Alexandria Mayor Charles E. Beatley Jr. yesterday issued a sharp protest to nearby Prince George's County, accusing its police recruiters of trying to lure black city policemen on their beats to better-paying jobs across the Potomac.

In a strongly worded letter to Prince George's County Executive Lawrence J. Hogan, Beatley threatened to cut off "intergovernmental cooperation," and warned Hogan not to look for "shortcuts in getting competent people on board."

"It's piracy on the highways," said one top Alexandria police officer. "We've got three black officers in the last two years because of the recruiters. If they worked for the Amry you wouldn't have to even consider restoring the draft."

Alexandria officials yesterday cited the case of one black officer who, they said, was approached by a Prince George's recruiter while the patrolman was at the scene of an accident, and asked if he would consider switching to the Prince George's force. The officer declined.

An aide to Hogan said yesterday the county executive has not received the letter and could not comment.

But the aide, Stephanie Bolick, added, "It's important to remember that we didn't kidnap anyone." She quoted Hogan as saying that the county police force, often criticized for poor relations with blacks in the past, "tries to attract the best possible candidates."

Other police departments in the Washington metropolitan area said yesterday they were either unaware or unsure of whether Prince George's recruiting efforts have extended to their jurisdictions."I know they've been here, but I don't know how or when," said a spokesman for the Fairfax County police force.

Prince George's, spurred by a 1976 Justice Department hiring discrimination suit, has sharply increased the number of black police recruits in recent year. The suit, which was dropped in 1979, alleged that the average yearly incoming police class from 1970 to 1976 was only 3 percent black, although the county's population was 25 percent black.

Today, half of each new police class is back and the department as a whole is 11 percent black, according to county police officials, who acknowledged yesterday they have an "aggressive" minority recruiting policy.

"Well, I don't know if we ever had a recruiter talk to an Alexandria officer while he was at work," said deputy county police chief Rice Turner. "But if he did, I wouldn't have any problem with it. What we do isn't unethical. We tell people what we have to offer and if they want to join us, then fine."

It is not fine with Alexandria Police Chief Charles T. Strobel, who said he found attempts by Prince George's to "steal" black officers definitely unethical.

"If an officer leaves of his own volition, then that's the way the cookie crumbles," Strobel said. "But I'm very concerned when they send recruiters in."

Three black Alexandria officers have left to go to work for Prince George's in the past two years, and the city has lost another 25 for a variety of reasons, including pay, officials said.

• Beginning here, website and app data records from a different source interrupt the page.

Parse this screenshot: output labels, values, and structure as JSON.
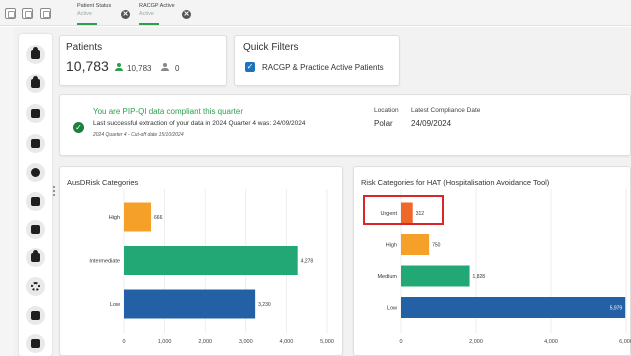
{
  "filter_bar": {
    "chips": [
      {
        "name": "Patient Status",
        "value": "Active"
      },
      {
        "name": "RACGP Active",
        "value": "Active"
      }
    ],
    "close_glyph": "✕"
  },
  "sidebar": {
    "items": [
      "patient-search-icon",
      "person-icon",
      "calculator-icon",
      "calendar-icon",
      "account-circle-icon",
      "report-icon",
      "clipboard-icon",
      "accessibility-icon",
      "settings-icon",
      "search-doc-icon",
      "medical-bag-icon"
    ]
  },
  "patients": {
    "title": "Patients",
    "total": "10,783",
    "active_count": "10,783",
    "inactive_count": "0",
    "active_color": "#2e9e4f",
    "inactive_color": "#888888"
  },
  "quick_filters": {
    "title": "Quick Filters",
    "items": [
      {
        "label": "RACGP & Practice Active Patients",
        "checked": true
      }
    ],
    "check_glyph": "✓"
  },
  "compliance": {
    "title": "You are PIP-QI data compliant this quarter",
    "line": "Last successful extraction of your data in 2024 Quarter 4 was: 24/09/2024",
    "sub": "2024 Quarter 4 - Cut-off date 15/10/2024",
    "location_label": "Location",
    "location_value": "Polar",
    "date_label": "Latest Compliance Date",
    "date_value": "24/09/2024",
    "check_glyph": "✓"
  },
  "chart_data": [
    {
      "type": "bar",
      "orientation": "horizontal",
      "title": "AusDRisk Categories",
      "categories": [
        "High",
        "Intermediate",
        "Low"
      ],
      "values": [
        666,
        4278,
        3230
      ],
      "value_labels": [
        "666",
        "4,278",
        "3,230"
      ],
      "colors": [
        "#f5a028",
        "#21a874",
        "#2360a5"
      ],
      "xlim": [
        0,
        5000
      ],
      "ticks": [
        0,
        1000,
        2000,
        3000,
        4000,
        5000
      ],
      "tick_labels": [
        "0",
        "1,000",
        "2,000",
        "3,000",
        "4,000",
        "5,000"
      ],
      "grid": true,
      "label_position": [
        "outside",
        "outside",
        "outside"
      ]
    },
    {
      "type": "bar",
      "orientation": "horizontal",
      "title": "Risk Categories for HAT (Hospitalisation Avoidance Tool)",
      "categories": [
        "Urgent",
        "High",
        "Medium",
        "Low"
      ],
      "values": [
        312,
        750,
        1828,
        5979
      ],
      "value_labels": [
        "312",
        "750",
        "1,828",
        "5,979"
      ],
      "colors": [
        "#f0672a",
        "#f5a028",
        "#21a874",
        "#2360a5"
      ],
      "xlim": [
        0,
        6000
      ],
      "ticks": [
        0,
        2000,
        4000,
        6000
      ],
      "tick_labels": [
        "0",
        "2,000",
        "4,000",
        "6,000"
      ],
      "grid": true,
      "label_position": [
        "outside",
        "outside",
        "outside",
        "inside"
      ],
      "highlighted_category": "Urgent",
      "highlight_color": "#d9262b"
    }
  ]
}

The 228-member Alexandria force is 11 percent black, and the loss of the 28 officers has made it impossible for the city to increase that percentage, acording to Strobel. About one-third of Alexandria's population is black.

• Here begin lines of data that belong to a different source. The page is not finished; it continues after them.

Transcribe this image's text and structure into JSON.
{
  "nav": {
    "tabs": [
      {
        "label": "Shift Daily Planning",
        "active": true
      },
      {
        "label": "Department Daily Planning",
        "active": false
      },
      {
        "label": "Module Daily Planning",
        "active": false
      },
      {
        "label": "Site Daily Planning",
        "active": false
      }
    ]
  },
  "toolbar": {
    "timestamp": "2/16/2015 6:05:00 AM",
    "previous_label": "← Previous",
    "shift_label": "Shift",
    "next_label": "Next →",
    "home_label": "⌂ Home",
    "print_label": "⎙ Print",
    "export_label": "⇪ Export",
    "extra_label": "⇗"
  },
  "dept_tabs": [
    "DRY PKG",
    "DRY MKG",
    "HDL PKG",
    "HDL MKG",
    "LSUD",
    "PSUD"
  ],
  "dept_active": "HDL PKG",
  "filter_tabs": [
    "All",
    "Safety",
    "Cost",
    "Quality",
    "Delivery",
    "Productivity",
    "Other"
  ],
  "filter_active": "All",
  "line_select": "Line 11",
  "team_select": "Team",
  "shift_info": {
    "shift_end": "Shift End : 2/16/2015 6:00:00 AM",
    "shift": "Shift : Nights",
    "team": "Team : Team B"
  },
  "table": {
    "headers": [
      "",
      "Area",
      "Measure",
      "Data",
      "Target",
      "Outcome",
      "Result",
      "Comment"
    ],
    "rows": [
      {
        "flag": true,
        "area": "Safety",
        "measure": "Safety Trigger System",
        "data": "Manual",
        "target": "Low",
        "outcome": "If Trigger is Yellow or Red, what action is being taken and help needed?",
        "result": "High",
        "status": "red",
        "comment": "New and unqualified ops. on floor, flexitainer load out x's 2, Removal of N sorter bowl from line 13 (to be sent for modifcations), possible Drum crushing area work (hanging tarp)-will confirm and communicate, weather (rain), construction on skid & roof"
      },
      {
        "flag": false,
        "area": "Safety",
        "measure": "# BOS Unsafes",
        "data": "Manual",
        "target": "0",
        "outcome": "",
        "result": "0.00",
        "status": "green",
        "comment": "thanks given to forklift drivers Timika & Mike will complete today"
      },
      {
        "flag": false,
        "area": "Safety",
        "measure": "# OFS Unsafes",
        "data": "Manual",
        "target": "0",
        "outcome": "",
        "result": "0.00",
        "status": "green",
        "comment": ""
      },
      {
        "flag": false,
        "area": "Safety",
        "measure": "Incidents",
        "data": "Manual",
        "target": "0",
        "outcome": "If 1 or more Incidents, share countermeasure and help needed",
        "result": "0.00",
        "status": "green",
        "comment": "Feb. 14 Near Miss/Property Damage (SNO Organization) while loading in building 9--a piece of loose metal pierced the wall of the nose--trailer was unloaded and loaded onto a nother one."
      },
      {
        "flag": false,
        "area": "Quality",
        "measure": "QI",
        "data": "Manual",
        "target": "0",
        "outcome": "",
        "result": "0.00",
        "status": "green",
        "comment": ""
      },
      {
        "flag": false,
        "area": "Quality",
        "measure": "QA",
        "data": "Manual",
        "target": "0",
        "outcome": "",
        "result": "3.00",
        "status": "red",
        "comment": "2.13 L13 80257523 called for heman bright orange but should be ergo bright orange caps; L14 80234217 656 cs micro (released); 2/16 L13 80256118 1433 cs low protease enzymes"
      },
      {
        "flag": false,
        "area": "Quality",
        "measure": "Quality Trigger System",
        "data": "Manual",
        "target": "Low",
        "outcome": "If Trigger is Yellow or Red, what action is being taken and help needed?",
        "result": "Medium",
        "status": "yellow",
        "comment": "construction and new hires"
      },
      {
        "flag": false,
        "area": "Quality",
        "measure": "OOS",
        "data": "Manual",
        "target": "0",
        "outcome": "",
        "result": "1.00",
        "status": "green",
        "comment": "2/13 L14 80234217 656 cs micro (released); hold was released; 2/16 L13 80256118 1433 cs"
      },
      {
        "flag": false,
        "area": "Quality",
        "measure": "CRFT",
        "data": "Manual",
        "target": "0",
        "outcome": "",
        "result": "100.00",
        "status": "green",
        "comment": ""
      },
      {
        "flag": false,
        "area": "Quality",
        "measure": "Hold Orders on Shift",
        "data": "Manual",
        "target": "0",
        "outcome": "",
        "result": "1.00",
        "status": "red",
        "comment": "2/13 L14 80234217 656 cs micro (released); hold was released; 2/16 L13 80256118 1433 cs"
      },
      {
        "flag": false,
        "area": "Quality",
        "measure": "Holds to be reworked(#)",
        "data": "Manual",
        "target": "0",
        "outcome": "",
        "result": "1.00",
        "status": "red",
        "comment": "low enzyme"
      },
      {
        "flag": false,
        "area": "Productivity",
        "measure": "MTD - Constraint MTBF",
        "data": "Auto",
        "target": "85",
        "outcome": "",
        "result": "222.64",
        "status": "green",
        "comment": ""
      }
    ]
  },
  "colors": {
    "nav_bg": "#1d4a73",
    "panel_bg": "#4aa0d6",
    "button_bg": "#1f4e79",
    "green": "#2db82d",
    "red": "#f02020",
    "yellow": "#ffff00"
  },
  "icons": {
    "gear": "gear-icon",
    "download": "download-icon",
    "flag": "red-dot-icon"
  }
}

Among the attractions offered by Prince George's is starting salary of $14,726, almost $1,000 more than that in Alexandria. County officers also are allowed to drive police cruisers home from work, which was cited as an important factor by several police officers interviewed yesterday.

The county also offers a 10 percent pay increase to officers who have completed college, plus better retirement benefits than Alexandria's.

"We have a hard time matching their offer," Strobel said.

Attempts to reach Prince George's two full-time police recruiters were unsuccessful. "They're both out on the street recruiting," said a department spokesman.